On Courage and Vulnerability

Courage is not the absence of fear but rather the judgment that something is more important than fear. The brave may not live forever, but the cautious do not live at all.

-Meg Cabot, The Princess Diaries* 

I’ve been reflecting a lot on courage lately, particularly when it comes to vulnerability in relationships.

Y’all. Why. is. this. so. hard?!

I was talking to one of my best friends about dating recently, and we came to some pretty great and funny conclusions. Dating is nothing more than a series of things that go really badly until… they don’t. You’re willfully signing yourself up for heartbreak again and again and again, until… you’re not. Statistically speaking, it’s actually way more likely than not that things will end badly than they will go right, and yet you only need it to go right once to feel that the entire process was worth it.

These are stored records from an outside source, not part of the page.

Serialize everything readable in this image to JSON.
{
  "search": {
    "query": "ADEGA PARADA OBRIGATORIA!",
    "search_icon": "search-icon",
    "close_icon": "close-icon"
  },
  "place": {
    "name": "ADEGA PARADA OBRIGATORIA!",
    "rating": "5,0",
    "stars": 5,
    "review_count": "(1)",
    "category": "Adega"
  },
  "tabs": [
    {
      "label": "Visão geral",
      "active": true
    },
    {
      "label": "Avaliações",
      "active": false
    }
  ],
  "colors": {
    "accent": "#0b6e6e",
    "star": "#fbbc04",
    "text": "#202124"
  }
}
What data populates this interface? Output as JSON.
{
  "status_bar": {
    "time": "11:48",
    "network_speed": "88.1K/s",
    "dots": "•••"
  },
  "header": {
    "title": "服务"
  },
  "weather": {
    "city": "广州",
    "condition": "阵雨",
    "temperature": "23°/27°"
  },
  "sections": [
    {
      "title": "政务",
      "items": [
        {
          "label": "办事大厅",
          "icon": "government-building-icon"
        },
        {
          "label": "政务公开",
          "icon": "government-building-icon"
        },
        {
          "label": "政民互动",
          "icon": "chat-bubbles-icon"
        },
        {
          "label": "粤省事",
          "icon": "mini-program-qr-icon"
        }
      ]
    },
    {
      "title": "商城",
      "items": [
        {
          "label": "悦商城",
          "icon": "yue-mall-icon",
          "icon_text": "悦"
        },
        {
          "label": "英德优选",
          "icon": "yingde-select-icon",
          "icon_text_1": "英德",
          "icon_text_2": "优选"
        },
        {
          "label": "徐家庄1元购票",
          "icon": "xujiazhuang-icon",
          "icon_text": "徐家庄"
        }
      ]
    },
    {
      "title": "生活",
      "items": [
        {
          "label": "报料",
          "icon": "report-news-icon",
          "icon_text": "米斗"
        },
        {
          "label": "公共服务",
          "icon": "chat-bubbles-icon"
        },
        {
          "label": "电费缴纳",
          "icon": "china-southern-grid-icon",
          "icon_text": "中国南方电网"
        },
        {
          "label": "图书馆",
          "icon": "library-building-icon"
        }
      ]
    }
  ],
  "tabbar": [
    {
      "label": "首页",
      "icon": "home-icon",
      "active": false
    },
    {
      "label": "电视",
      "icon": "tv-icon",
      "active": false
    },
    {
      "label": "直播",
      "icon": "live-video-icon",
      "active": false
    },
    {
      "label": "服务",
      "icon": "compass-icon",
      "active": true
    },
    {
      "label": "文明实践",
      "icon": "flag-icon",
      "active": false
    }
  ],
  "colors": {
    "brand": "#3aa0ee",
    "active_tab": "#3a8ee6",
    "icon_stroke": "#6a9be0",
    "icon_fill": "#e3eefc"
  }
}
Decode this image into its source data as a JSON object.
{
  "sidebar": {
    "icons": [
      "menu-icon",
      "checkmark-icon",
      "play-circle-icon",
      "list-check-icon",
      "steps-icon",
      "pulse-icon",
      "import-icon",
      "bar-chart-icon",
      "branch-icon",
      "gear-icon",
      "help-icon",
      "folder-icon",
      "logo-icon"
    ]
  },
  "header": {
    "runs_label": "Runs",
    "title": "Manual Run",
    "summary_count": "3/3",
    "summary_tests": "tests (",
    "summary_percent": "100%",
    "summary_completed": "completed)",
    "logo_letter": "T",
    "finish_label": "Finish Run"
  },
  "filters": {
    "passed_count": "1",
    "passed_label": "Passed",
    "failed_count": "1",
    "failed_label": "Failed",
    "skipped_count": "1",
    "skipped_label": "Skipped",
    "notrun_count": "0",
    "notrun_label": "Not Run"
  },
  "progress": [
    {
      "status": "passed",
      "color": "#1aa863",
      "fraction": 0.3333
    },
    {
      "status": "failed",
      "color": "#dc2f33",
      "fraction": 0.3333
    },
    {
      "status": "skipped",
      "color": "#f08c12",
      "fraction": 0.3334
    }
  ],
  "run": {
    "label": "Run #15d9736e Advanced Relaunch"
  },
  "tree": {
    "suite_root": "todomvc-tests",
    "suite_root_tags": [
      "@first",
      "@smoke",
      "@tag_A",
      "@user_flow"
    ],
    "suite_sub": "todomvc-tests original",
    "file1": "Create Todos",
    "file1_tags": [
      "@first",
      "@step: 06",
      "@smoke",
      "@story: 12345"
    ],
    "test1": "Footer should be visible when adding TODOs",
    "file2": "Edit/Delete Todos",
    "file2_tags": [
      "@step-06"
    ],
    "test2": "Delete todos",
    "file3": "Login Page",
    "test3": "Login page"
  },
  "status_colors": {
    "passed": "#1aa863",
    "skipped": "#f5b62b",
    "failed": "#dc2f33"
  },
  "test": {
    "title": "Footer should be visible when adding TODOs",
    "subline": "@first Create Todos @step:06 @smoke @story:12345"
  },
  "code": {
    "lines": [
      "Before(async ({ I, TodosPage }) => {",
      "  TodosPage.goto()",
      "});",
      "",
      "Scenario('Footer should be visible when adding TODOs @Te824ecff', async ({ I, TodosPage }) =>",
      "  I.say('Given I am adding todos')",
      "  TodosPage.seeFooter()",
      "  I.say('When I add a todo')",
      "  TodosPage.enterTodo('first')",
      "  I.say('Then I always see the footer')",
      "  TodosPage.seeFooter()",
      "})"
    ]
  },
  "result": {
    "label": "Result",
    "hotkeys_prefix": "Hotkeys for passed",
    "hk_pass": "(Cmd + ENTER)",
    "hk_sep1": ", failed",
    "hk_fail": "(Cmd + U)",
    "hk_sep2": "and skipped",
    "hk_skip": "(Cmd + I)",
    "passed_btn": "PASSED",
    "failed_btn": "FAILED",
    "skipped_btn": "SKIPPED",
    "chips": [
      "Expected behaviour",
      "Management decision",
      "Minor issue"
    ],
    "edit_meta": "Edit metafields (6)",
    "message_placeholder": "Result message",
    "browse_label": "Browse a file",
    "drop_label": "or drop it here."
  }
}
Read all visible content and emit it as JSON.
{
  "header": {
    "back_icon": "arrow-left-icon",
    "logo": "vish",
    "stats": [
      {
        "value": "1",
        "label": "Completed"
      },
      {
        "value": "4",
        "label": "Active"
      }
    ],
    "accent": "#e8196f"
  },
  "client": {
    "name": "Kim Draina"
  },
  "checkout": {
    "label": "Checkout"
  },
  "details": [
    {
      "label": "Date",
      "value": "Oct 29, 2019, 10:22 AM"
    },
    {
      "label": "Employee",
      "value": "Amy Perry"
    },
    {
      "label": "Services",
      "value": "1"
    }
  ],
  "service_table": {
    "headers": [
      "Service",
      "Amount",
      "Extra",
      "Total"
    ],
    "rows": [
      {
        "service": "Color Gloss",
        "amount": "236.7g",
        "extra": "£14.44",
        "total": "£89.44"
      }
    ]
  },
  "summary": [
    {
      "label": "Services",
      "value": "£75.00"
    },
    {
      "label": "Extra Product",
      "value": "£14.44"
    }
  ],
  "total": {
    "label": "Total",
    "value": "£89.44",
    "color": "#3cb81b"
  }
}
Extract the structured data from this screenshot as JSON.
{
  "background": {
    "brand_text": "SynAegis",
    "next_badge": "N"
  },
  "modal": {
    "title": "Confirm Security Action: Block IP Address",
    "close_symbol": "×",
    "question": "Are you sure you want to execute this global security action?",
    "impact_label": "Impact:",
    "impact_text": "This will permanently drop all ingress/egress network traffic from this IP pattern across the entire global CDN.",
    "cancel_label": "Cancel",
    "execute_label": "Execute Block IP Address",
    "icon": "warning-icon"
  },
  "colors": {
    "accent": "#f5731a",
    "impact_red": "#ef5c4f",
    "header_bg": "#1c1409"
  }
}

We also talked about courage, and having the courage to make the leap, and how we prefer to live life in a way where we make the jump, even if there’s the risk of falling. During our conversation, the metaphor for vulnerability that kept coming up for me was this:

I’m standing on the edge of a cliff, with wings like Orville Wright’s prototypes strapped to my back. I close my eyes, lean forward slightly, breathing into the wind.

I’ve got science on my side, but I know the risks. I know that there is an incredibly high chance that something might go wrong. I might even die.

I’ve weighed the risks, considered all options, but I’m also resolute. I’ve decided. 

I take a few steps back, get a running start, the edge of the cliff suddenly hurtling towards me. And then… 

I jump. 

At this point in my life, I know without a doubt that I am a courageous person. And I am committed to vulnerability for its own sake. Being vulnerable is, to me, is its own intrinsic reward. Yes, it is scary to jump. Yes, it hurts to crash into the rocks. Yes, it is painful and embarrassing to jump AGAIN and crash into the rocks over and over and over again.

But what I know about myself at this point in my life is this: I want to be the type of person who makes the jump. Period. I cannot know what will happen with the landing, and I want to internalize that in many ways, the landing doesn’t even matter.

I want to have the courage to do the things that scare me, to know that I made the jump, took the leap. Regardless of whether or not I stick the landing, I want to be the type of person who makes the jump. 

What is more important to me than fear? What is it that will inspire me to make the jump? I want to live a life free, unbound. And I know that vulnerability takes a sometimes-distressing amount of courage, but it is also part of the life I want to live.

A poem for inspiration:

“There is freedom waiting for you,
On the breezes of the sky,
And you ask “What if I fall?”
Oh but my darling,
What if you fly?” 

― Erin Hanson

A short reading list on courage and vulnerability:

Daring Greatly, Brene Brown 
Rising Strong, 
Brene Brown 
The Places That Scare You, 
Pema Chodron

*I attributed Meg Cabot, but honestly, a lot of people have claimed this quote.